Intervention: Initial therapy with oral prednisone tapered from 15 mg/d to 0 mg/d over 16 weeks according to a standard protocol, plus infusions of placebo or infliximab, 3 mg/kg of body weight, at Weeks 0, 2, 6, 14, and 22.
Measurements: The primary efficacy end point was the proportion of patients without relapse or recurrence through Week 52. Secondary outcomes were the proportion of patients no longer taking prednisone, the number of relapses and recurrences, the duration of prednisone therapy, and the cumulative prednisone dose.
Results: Four patients (three in the infliximab group and one in the placebo group) did not complete the trial. The proportion of patients who were free of relapse and recurrence at 52 weeks did not differ between groups (six of 20 patients [30%] in the infliximab group versus 10 of 27 patients [37%] in the placebo group; adjusted risk difference, -3 percentage points [95% CI, -31 to 24 percentage points]; p=0.80). In a sensitivity analysis that included dropouts, the best-case scenario yielded a difference of 5 percentage points (CI, -21 to 31 percentage points) between the groups. The secondary outcomes at Weeks 22 and 52 did not differ between the groups.
Limitations: The study had a small sample and a short follow-up. A low dosage of infliximab was used, and the prednisone dosage was rapidly tapered.
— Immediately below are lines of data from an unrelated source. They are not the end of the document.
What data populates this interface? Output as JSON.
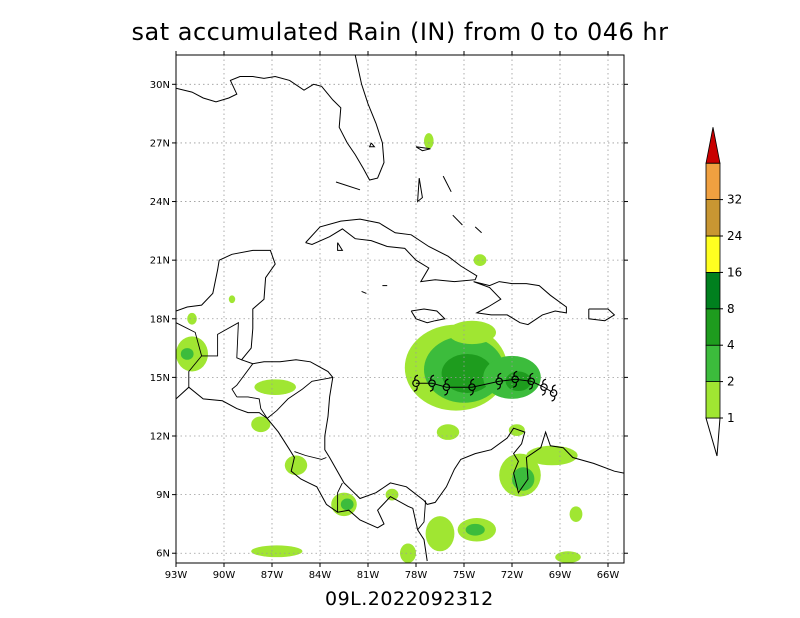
{
  "title": "sat accumulated Rain (IN) from 0 to 046 hr",
  "subtitle": "09L.2022092312",
  "map": {
    "lon_min": -93,
    "lon_max": -65,
    "lat_min": 5.5,
    "lat_max": 31.5,
    "lon_ticks": [
      {
        "v": -93,
        "label": "93W"
      },
      {
        "v": -90,
        "label": "90W"
      },
      {
        "v": -87,
        "label": "87W"
      },
      {
        "v": -84,
        "label": "84W"
      },
      {
        "v": -81,
        "label": "81W"
      },
      {
        "v": -78,
        "label": "78W"
      },
      {
        "v": -75,
        "label": "75W"
      },
      {
        "v": -72,
        "label": "72W"
      },
      {
        "v": -69,
        "label": "69W"
      },
      {
        "v": -66,
        "label": "66W"
      }
    ],
    "lat_ticks": [
      {
        "v": 6,
        "label": "6N"
      },
      {
        "v": 9,
        "label": "9N"
      },
      {
        "v": 12,
        "label": "12N"
      },
      {
        "v": 15,
        "label": "15N"
      },
      {
        "v": 18,
        "label": "18N"
      },
      {
        "v": 21,
        "label": "21N"
      },
      {
        "v": 24,
        "label": "24N"
      },
      {
        "v": 27,
        "label": "27N"
      },
      {
        "v": 30,
        "label": "30N"
      }
    ],
    "grid": true
  },
  "colorbar": {
    "levels": [
      {
        "label": "1",
        "color": "#a0e632"
      },
      {
        "label": "2",
        "color": "#3cbc3c"
      },
      {
        "label": "4",
        "color": "#1e9c1e"
      },
      {
        "label": "8",
        "color": "#00801e"
      },
      {
        "label": "16",
        "color": "#ffff20"
      },
      {
        "label": "24",
        "color": "#c89632"
      },
      {
        "label": "32",
        "color": "#f0a040"
      }
    ],
    "over_color": "#c80000",
    "level_labels": [
      "1",
      "2",
      "4",
      "8",
      "16",
      "24",
      "32"
    ]
  },
  "storm_track": [
    {
      "lon": -78.0,
      "lat": 14.7
    },
    {
      "lon": -77.0,
      "lat": 14.7
    },
    {
      "lon": -76.1,
      "lat": 14.5
    },
    {
      "lon": -74.5,
      "lat": 14.5
    },
    {
      "lon": -72.8,
      "lat": 14.8
    },
    {
      "lon": -71.8,
      "lat": 14.9
    },
    {
      "lon": -70.8,
      "lat": 14.8
    },
    {
      "lon": -70.0,
      "lat": 14.5
    },
    {
      "lon": -69.4,
      "lat": 14.2
    }
  ],
  "rain_areas": [
    {
      "lon": -75.5,
      "lat": 15.5,
      "rx": 3.2,
      "ry": 2.2,
      "level": 0
    },
    {
      "lon": -75.0,
      "lat": 15.4,
      "rx": 2.5,
      "ry": 1.7,
      "level": 1
    },
    {
      "lon": -74.8,
      "lat": 15.2,
      "rx": 1.6,
      "ry": 1.0,
      "level": 2
    },
    {
      "lon": -72.0,
      "lat": 15.0,
      "rx": 1.8,
      "ry": 1.1,
      "level": 1
    },
    {
      "lon": -71.6,
      "lat": 14.8,
      "rx": 0.8,
      "ry": 0.5,
      "level": 2
    },
    {
      "lon": -74.5,
      "lat": 17.3,
      "rx": 1.5,
      "ry": 0.6,
      "level": 0
    },
    {
      "lon": -71.5,
      "lat": 10.0,
      "rx": 1.3,
      "ry": 1.1,
      "level": 0
    },
    {
      "lon": -71.3,
      "lat": 9.8,
      "rx": 0.7,
      "ry": 0.6,
      "level": 1
    },
    {
      "lon": -69.5,
      "lat": 11.0,
      "rx": 1.6,
      "ry": 0.5,
      "level": 0
    },
    {
      "lon": -74.2,
      "lat": 7.2,
      "rx": 1.2,
      "ry": 0.6,
      "level": 0
    },
    {
      "lon": -74.3,
      "lat": 7.2,
      "rx": 0.6,
      "ry": 0.3,
      "level": 1
    },
    {
      "lon": -76.5,
      "lat": 7.0,
      "rx": 0.9,
      "ry": 0.9,
      "level": 0
    },
    {
      "lon": -82.5,
      "lat": 8.5,
      "rx": 0.8,
      "ry": 0.6,
      "level": 0
    },
    {
      "lon": -82.3,
      "lat": 8.5,
      "rx": 0.4,
      "ry": 0.3,
      "level": 1
    },
    {
      "lon": -86.7,
      "lat": 6.1,
      "rx": 1.6,
      "ry": 0.3,
      "level": 0
    },
    {
      "lon": -92.0,
      "lat": 16.2,
      "rx": 1.0,
      "ry": 0.9,
      "level": 0
    },
    {
      "lon": -92.3,
      "lat": 16.2,
      "rx": 0.4,
      "ry": 0.3,
      "level": 1
    },
    {
      "lon": -86.8,
      "lat": 14.5,
      "rx": 1.3,
      "ry": 0.4,
      "level": 0
    },
    {
      "lon": -87.7,
      "lat": 12.6,
      "rx": 0.6,
      "ry": 0.4,
      "level": 0
    },
    {
      "lon": -85.5,
      "lat": 10.5,
      "rx": 0.7,
      "ry": 0.5,
      "level": 0
    },
    {
      "lon": -92.0,
      "lat": 18.0,
      "rx": 0.3,
      "ry": 0.3,
      "level": 0
    },
    {
      "lon": -89.5,
      "lat": 19.0,
      "rx": 0.2,
      "ry": 0.2,
      "level": 0
    },
    {
      "lon": -79.5,
      "lat": 9.0,
      "rx": 0.4,
      "ry": 0.3,
      "level": 0
    },
    {
      "lon": -76.0,
      "lat": 12.2,
      "rx": 0.7,
      "ry": 0.4,
      "level": 0
    },
    {
      "lon": -71.7,
      "lat": 12.3,
      "rx": 0.5,
      "ry": 0.3,
      "level": 0
    },
    {
      "lon": -77.2,
      "lat": 27.1,
      "rx": 0.3,
      "ry": 0.4,
      "level": 0
    },
    {
      "lon": -74.0,
      "lat": 21.0,
      "rx": 0.4,
      "ry": 0.3,
      "level": 0
    },
    {
      "lon": -68.0,
      "lat": 8.0,
      "rx": 0.4,
      "ry": 0.4,
      "level": 0
    },
    {
      "lon": -68.5,
      "lat": 5.8,
      "rx": 0.8,
      "ry": 0.3,
      "level": 0
    },
    {
      "lon": -78.5,
      "lat": 6.0,
      "rx": 0.5,
      "ry": 0.5,
      "level": 0
    }
  ],
  "coastlines": [
    [
      [
        -93,
        13.9
      ],
      [
        -92.2,
        14.5
      ],
      [
        -91.3,
        13.9
      ],
      [
        -90.1,
        13.8
      ],
      [
        -89.2,
        13.4
      ],
      [
        -88.5,
        13.2
      ],
      [
        -87.8,
        13.2
      ],
      [
        -87.3,
        12.9
      ],
      [
        -86.6,
        12.2
      ],
      [
        -85.9,
        11.3
      ],
      [
        -85.6,
        10.9
      ],
      [
        -85.8,
        10.2
      ],
      [
        -85.2,
        9.8
      ],
      [
        -84.7,
        9.6
      ],
      [
        -84.2,
        9.4
      ],
      [
        -83.6,
        8.5
      ],
      [
        -82.9,
        8.1
      ],
      [
        -82.2,
        8.2
      ],
      [
        -81.5,
        7.7
      ],
      [
        -80.4,
        7.3
      ],
      [
        -80.0,
        7.5
      ],
      [
        -80.4,
        8.2
      ],
      [
        -79.6,
        8.9
      ],
      [
        -78.5,
        8.4
      ],
      [
        -78.2,
        8.3
      ],
      [
        -77.9,
        7.2
      ],
      [
        -77.5,
        6.7
      ],
      [
        -77.3,
        5.6
      ]
    ],
    [
      [
        -93,
        18.4
      ],
      [
        -92.3,
        18.6
      ],
      [
        -91.4,
        18.7
      ],
      [
        -90.7,
        19.3
      ],
      [
        -90.4,
        20.5
      ],
      [
        -90.3,
        21.0
      ],
      [
        -89.5,
        21.3
      ],
      [
        -88.2,
        21.5
      ],
      [
        -87.1,
        21.5
      ],
      [
        -86.8,
        20.8
      ],
      [
        -87.4,
        20.1
      ],
      [
        -87.5,
        19.0
      ],
      [
        -88.2,
        18.5
      ],
      [
        -88.2,
        17.5
      ],
      [
        -88.3,
        16.5
      ],
      [
        -88.9,
        15.9
      ],
      [
        -88.2,
        15.7
      ],
      [
        -87.5,
        15.8
      ],
      [
        -86.5,
        15.8
      ],
      [
        -85.5,
        15.9
      ],
      [
        -84.6,
        15.8
      ],
      [
        -83.5,
        15.3
      ],
      [
        -83.2,
        15.0
      ],
      [
        -83.4,
        14.0
      ],
      [
        -83.5,
        13.0
      ],
      [
        -83.7,
        12.0
      ],
      [
        -83.7,
        11.3
      ],
      [
        -83.4,
        10.9
      ],
      [
        -82.5,
        9.6
      ],
      [
        -82.0,
        9.2
      ],
      [
        -81.5,
        8.8
      ],
      [
        -80.5,
        9.1
      ],
      [
        -79.6,
        9.6
      ],
      [
        -78.6,
        9.4
      ],
      [
        -77.5,
        8.7
      ],
      [
        -77.3,
        8.5
      ],
      [
        -76.8,
        8.6
      ],
      [
        -76.1,
        9.4
      ],
      [
        -75.6,
        10.3
      ],
      [
        -75.2,
        10.8
      ],
      [
        -74.3,
        11.1
      ],
      [
        -73.3,
        11.3
      ],
      [
        -72.3,
        11.9
      ],
      [
        -71.9,
        12.4
      ],
      [
        -71.2,
        12.2
      ],
      [
        -71.4,
        11.6
      ],
      [
        -71.9,
        11.1
      ],
      [
        -71.6,
        10.7
      ],
      [
        -71.9,
        10.1
      ],
      [
        -71.6,
        9.1
      ],
      [
        -71.0,
        9.8
      ],
      [
        -71.1,
        10.9
      ],
      [
        -70.2,
        11.4
      ],
      [
        -69.9,
        12.2
      ],
      [
        -69.6,
        11.5
      ],
      [
        -68.8,
        11.4
      ],
      [
        -68.2,
        10.9
      ],
      [
        -66.9,
        10.6
      ],
      [
        -65.6,
        10.2
      ],
      [
        -65.0,
        10.1
      ]
    ],
    [
      [
        -81.8,
        31.5
      ],
      [
        -81.4,
        30.0
      ],
      [
        -81.0,
        29.0
      ],
      [
        -80.5,
        28.0
      ],
      [
        -80.1,
        27.0
      ],
      [
        -80.0,
        26.0
      ],
      [
        -80.4,
        25.2
      ],
      [
        -80.9,
        25.1
      ],
      [
        -81.3,
        25.7
      ],
      [
        -81.8,
        26.4
      ],
      [
        -82.3,
        27.0
      ],
      [
        -82.8,
        27.8
      ],
      [
        -82.7,
        28.8
      ],
      [
        -83.2,
        29.2
      ],
      [
        -83.9,
        29.9
      ],
      [
        -84.4,
        30.0
      ],
      [
        -85.0,
        29.7
      ],
      [
        -85.9,
        30.2
      ],
      [
        -86.8,
        30.4
      ],
      [
        -87.5,
        30.3
      ],
      [
        -88.2,
        30.4
      ],
      [
        -89.0,
        30.4
      ],
      [
        -89.6,
        30.2
      ],
      [
        -89.2,
        29.5
      ],
      [
        -89.7,
        29.3
      ],
      [
        -90.5,
        29.1
      ],
      [
        -91.3,
        29.3
      ],
      [
        -92.0,
        29.6
      ],
      [
        -93.0,
        29.8
      ]
    ],
    [
      [
        -84.9,
        21.9
      ],
      [
        -84.0,
        22.7
      ],
      [
        -82.7,
        23.0
      ],
      [
        -81.5,
        23.1
      ],
      [
        -80.3,
        22.9
      ],
      [
        -79.3,
        22.4
      ],
      [
        -78.3,
        22.3
      ],
      [
        -77.2,
        21.7
      ],
      [
        -76.0,
        21.2
      ],
      [
        -75.2,
        20.7
      ],
      [
        -74.2,
        20.2
      ],
      [
        -74.3,
        20.0
      ],
      [
        -75.6,
        19.9
      ],
      [
        -76.8,
        20.0
      ],
      [
        -77.7,
        19.9
      ],
      [
        -77.2,
        20.6
      ],
      [
        -78.0,
        21.0
      ],
      [
        -78.7,
        21.6
      ],
      [
        -79.8,
        21.7
      ],
      [
        -80.8,
        22.0
      ],
      [
        -81.8,
        22.1
      ],
      [
        -82.6,
        22.6
      ],
      [
        -83.4,
        22.2
      ],
      [
        -84.5,
        21.8
      ],
      [
        -84.9,
        21.9
      ]
    ],
    [
      [
        -74.4,
        19.9
      ],
      [
        -73.4,
        19.7
      ],
      [
        -72.8,
        19.9
      ],
      [
        -72.0,
        19.8
      ],
      [
        -71.1,
        19.8
      ],
      [
        -70.3,
        19.7
      ],
      [
        -69.6,
        19.2
      ],
      [
        -68.6,
        18.6
      ],
      [
        -68.6,
        18.3
      ],
      [
        -69.3,
        18.4
      ],
      [
        -70.1,
        18.2
      ],
      [
        -71.0,
        17.7
      ],
      [
        -71.5,
        17.8
      ],
      [
        -72.3,
        18.2
      ],
      [
        -73.3,
        18.2
      ],
      [
        -74.2,
        18.3
      ],
      [
        -73.5,
        18.6
      ],
      [
        -72.7,
        19.0
      ],
      [
        -73.4,
        19.6
      ],
      [
        -74.4,
        19.9
      ]
    ],
    [
      [
        -78.3,
        18.4
      ],
      [
        -77.5,
        18.5
      ],
      [
        -76.7,
        18.4
      ],
      [
        -76.2,
        18.0
      ],
      [
        -76.8,
        17.9
      ],
      [
        -77.3,
        17.8
      ],
      [
        -78.0,
        18.0
      ],
      [
        -78.3,
        18.4
      ]
    ],
    [
      [
        -67.2,
        18.5
      ],
      [
        -66.0,
        18.5
      ],
      [
        -65.6,
        18.2
      ],
      [
        -66.2,
        17.9
      ],
      [
        -67.2,
        18.0
      ],
      [
        -67.2,
        18.5
      ]
    ],
    [
      [
        -78.0,
        26.8
      ],
      [
        -77.1,
        26.7
      ],
      [
        -77.6,
        26.6
      ],
      [
        -78.0,
        26.8
      ]
    ],
    [
      [
        -77.8,
        25.2
      ],
      [
        -77.6,
        24.2
      ],
      [
        -77.9,
        24.0
      ],
      [
        -77.8,
        25.2
      ]
    ],
    [
      [
        -76.3,
        25.3
      ],
      [
        -75.8,
        24.5
      ]
    ],
    [
      [
        -75.7,
        23.3
      ],
      [
        -75.1,
        22.8
      ]
    ],
    [
      [
        -74.3,
        22.7
      ],
      [
        -73.9,
        22.4
      ]
    ],
    [
      [
        -82.9,
        21.9
      ],
      [
        -82.6,
        21.5
      ],
      [
        -82.9,
        21.5
      ],
      [
        -82.9,
        21.9
      ]
    ],
    [
      [
        -81.4,
        19.4
      ],
      [
        -81.1,
        19.3
      ]
    ],
    [
      [
        -80.1,
        19.7
      ],
      [
        -79.8,
        19.7
      ]
    ],
    [
      [
        -80.8,
        27.0
      ],
      [
        -80.6,
        26.8
      ],
      [
        -80.9,
        26.8
      ],
      [
        -80.8,
        27.0
      ]
    ],
    [
      [
        -83.0,
        25.0
      ],
      [
        -81.5,
        24.6
      ]
    ]
  ],
  "borders": [
    [
      [
        -92.2,
        14.5
      ],
      [
        -92.2,
        15.3
      ],
      [
        -91.4,
        16.1
      ],
      [
        -90.4,
        16.1
      ],
      [
        -90.4,
        17.2
      ],
      [
        -89.1,
        17.8
      ],
      [
        -89.2,
        16.0
      ],
      [
        -88.9,
        15.9
      ]
    ],
    [
      [
        -89.2,
        14.0
      ],
      [
        -89.5,
        14.4
      ],
      [
        -89.2,
        14.6
      ],
      [
        -88.2,
        15.7
      ]
    ],
    [
      [
        -89.2,
        14.0
      ],
      [
        -88.5,
        14.0
      ],
      [
        -87.8,
        13.9
      ],
      [
        -87.7,
        13.4
      ],
      [
        -87.3,
        12.9
      ]
    ],
    [
      [
        -87.3,
        12.9
      ],
      [
        -86.7,
        13.3
      ],
      [
        -86.0,
        13.9
      ],
      [
        -85.1,
        14.4
      ],
      [
        -84.5,
        14.8
      ],
      [
        -83.2,
        15.0
      ]
    ],
    [
      [
        -85.6,
        11.2
      ],
      [
        -84.9,
        11.0
      ],
      [
        -83.9,
        10.8
      ],
      [
        -83.6,
        10.9
      ]
    ],
    [
      [
        -82.9,
        8.1
      ],
      [
        -82.9,
        9.1
      ],
      [
        -82.6,
        9.6
      ]
    ],
    [
      [
        -77.4,
        8.7
      ],
      [
        -77.5,
        7.6
      ],
      [
        -77.9,
        7.2
      ]
    ],
    [
      [
        -93,
        17.8
      ],
      [
        -91.8,
        17.3
      ],
      [
        -91.4,
        16.1
      ]
    ]
  ],
  "map_labels": []
}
Conclusions: Although too small to be definitive, the trial provides evidence that adding infliximab to prednisone for treating newly diagnosed PMR is of no benefit and may be harmful. If there is benefit, it is unlikely to be large.
Commentary
The need for meaningful alternatives to GCCs in treating GCA and PMR is painfully obvious to rheumatologists. Eighty percent of patients with GCA will experience at least one adverse event due to GCCs and overall morbidity of this therapy is high, especially in an older population. Unfortunately, studies to find safer treatments, such as methotrexate, to reduce the dose or duration of GCC therapy and lead to prolonged remissions have been disappointing to date.1,2
Growing knowledge of the role cytokine mediators in the vessels affected by GCA, including TNF, raises the possibility that the TNF-a inhibitors might be effective steroid-sparing agents. Several case reports suggested that infliximab could produce remissions in patients with GCA and PMR.3,4 Case studies are often encouraging—although sometimes misleading because of the bias in publishing positive results. Randomized trials are always important in determining the true value of a therapy, often dashing the hopes provided by the preliminary reports.